In the state of Georgia, retirement accounts are considered marital property if those assets were accumulated during the marriage. Regardless of who earned more or who contributed through paycheck deductions, Georgia law sees one pot of money to be divided equally. However, if one spouse had a pension or 401(k) prior to marriage, the premarital portion is considered separate property.
5. Is a QDRO a complicated document?
Preparation of a QDRO can be time-consuming and complicated. The content requirements of a QDRO will vary from retirement program to retirement program. Usually, the Qualified Domestic Relations Order must be specifically drafted to include certain language and requirements provided by the retirement program, then submitted to the company for approval before obtaining necessary signatures from the parties and the Court. If the document lacks any specific required language, it will often be rejected.
6. When both spouses have nearly equal retirement benefits, does that change anything for the QDRO?
Two spouses who work is a common situation. So if both spouses have been working and earning retirement benefits throughout the course of the marriage, a QDRO might not be necessary since property can potentially be divided in such a way that both spouses keep their own retirement benefits and do not receive funds from the other's accounts. That can be negotiated. When spouses have similar financial profiles, it can be a "you keep yours, I'll keep mine" scenario.

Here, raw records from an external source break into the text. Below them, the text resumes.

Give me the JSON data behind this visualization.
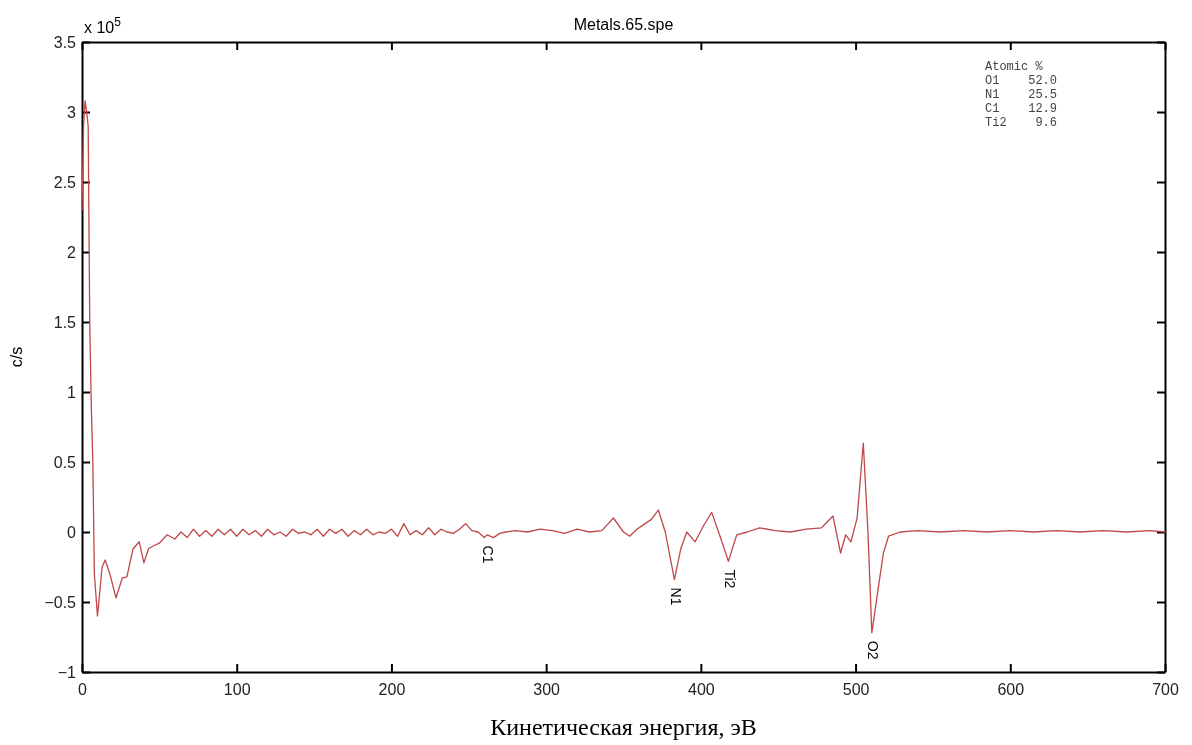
{
  "chart_data": {
    "type": "line",
    "title": "Metals.65.spe",
    "xlabel": "Кинетическая энергия, эВ",
    "ylabel": "c/s",
    "xlim": [
      0,
      700
    ],
    "xticks": [
      0,
      100,
      200,
      300,
      400,
      500,
      600,
      700
    ],
    "ylim": [
      -1,
      3.5
    ],
    "yticks": [
      -1,
      -0.5,
      0,
      0.5,
      1,
      1.5,
      2,
      2.5,
      3,
      3.5
    ],
    "grid": false,
    "marker": "none",
    "line_style": "solid",
    "annotations": [
      "x 10$^{5}$",
      "Atomic %",
      "O1    52.0",
      "N1    25.5",
      "C1    12.9",
      "Ti2    9.6",
      {
        "text": "C1",
        "x": 262,
        "y": -0.04
      },
      {
        "text": "N1",
        "x": 383,
        "y": -0.34
      },
      {
        "text": "Ti2",
        "x": 418,
        "y": -0.21
      },
      {
        "text": "O2",
        "x": 510.5,
        "y": -0.72
      }
    ],
    "series": [
      {
        "color": "#c04848",
        "x": [
          0,
          1,
          2,
          3,
          4,
          5,
          6,
          7,
          8,
          10,
          13,
          15,
          18,
          22,
          26,
          29,
          33,
          37,
          40,
          43,
          46,
          50,
          55,
          60,
          64,
          68,
          72,
          76,
          80,
          84,
          88,
          92,
          96,
          100,
          104,
          108,
          112,
          116,
          120,
          124,
          128,
          132,
          136,
          140,
          144,
          148,
          152,
          156,
          160,
          164,
          168,
          172,
          176,
          180,
          184,
          188,
          192,
          196,
          200,
          204,
          208,
          212,
          216,
          220,
          224,
          228,
          232,
          236,
          240,
          244,
          248,
          252,
          256,
          260,
          262,
          266,
          270,
          274,
          280,
          288,
          296,
          304,
          312,
          320,
          328,
          336,
          343.5,
          350,
          354,
          358.6,
          364,
          368,
          372.5,
          377,
          382.9,
          387,
          390.9,
          396.3,
          402,
          407,
          412.4,
          417.8,
          423.2,
          430,
          438,
          448,
          458,
          468,
          478,
          485.4,
          490.3,
          493.6,
          497,
          501,
          505,
          508,
          510.5,
          514.8,
          518,
          521.3,
          528.8,
          540,
          555,
          570,
          585,
          600,
          615,
          630,
          645,
          660,
          675,
          690,
          700
        ],
        "values": [
          2.3,
          2.9,
          3.08,
          3.0,
          2.9,
          1.5,
          0.9,
          0.5,
          -0.3,
          -0.6,
          -0.25,
          -0.2,
          -0.3,
          -0.47,
          -0.33,
          -0.32,
          -0.12,
          -0.07,
          -0.22,
          -0.12,
          -0.1,
          -0.08,
          -0.02,
          -0.05,
          0.0,
          -0.04,
          0.02,
          -0.03,
          0.01,
          -0.03,
          0.02,
          -0.02,
          0.02,
          -0.03,
          0.02,
          -0.02,
          0.01,
          -0.03,
          0.02,
          -0.02,
          0.0,
          -0.03,
          0.02,
          -0.01,
          0.0,
          -0.02,
          0.02,
          -0.03,
          0.02,
          -0.01,
          0.02,
          -0.03,
          0.01,
          -0.02,
          0.02,
          -0.02,
          0.0,
          -0.01,
          0.02,
          -0.03,
          0.06,
          -0.02,
          0.01,
          -0.02,
          0.03,
          -0.02,
          0.02,
          0.0,
          -0.01,
          0.02,
          0.06,
          0.01,
          0.0,
          -0.04,
          -0.02,
          -0.04,
          -0.01,
          0.0,
          0.01,
          0.0,
          0.02,
          0.01,
          -0.01,
          0.02,
          0.0,
          0.01,
          0.1,
          0.0,
          -0.03,
          0.02,
          0.06,
          0.09,
          0.157,
          0.0,
          -0.34,
          -0.12,
          0.0,
          -0.07,
          0.05,
          0.14,
          -0.03,
          -0.21,
          -0.02,
          0.0,
          0.03,
          0.01,
          0.0,
          0.02,
          0.03,
          0.114,
          -0.15,
          -0.02,
          -0.07,
          0.1,
          0.634,
          0.0,
          -0.72,
          -0.39,
          -0.15,
          -0.03,
          0.0,
          0.01,
          0.0,
          0.01,
          0.0,
          0.01,
          0.0,
          0.01,
          0.0,
          0.01,
          0.0,
          0.01,
          0.0
        ]
      }
    ]
  }
}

And even if one spouse was a stay-at-home parent during the marriage and did not earn any retirement benefits (or simply earned less than the other spouse), it may be possible to reach a property settlement that keeps the employee spouse's retirement accounts intact but provides the other spouse with assets that account for his or her portion of the current benefits and the amount that they are likely to accrue in interest in the future.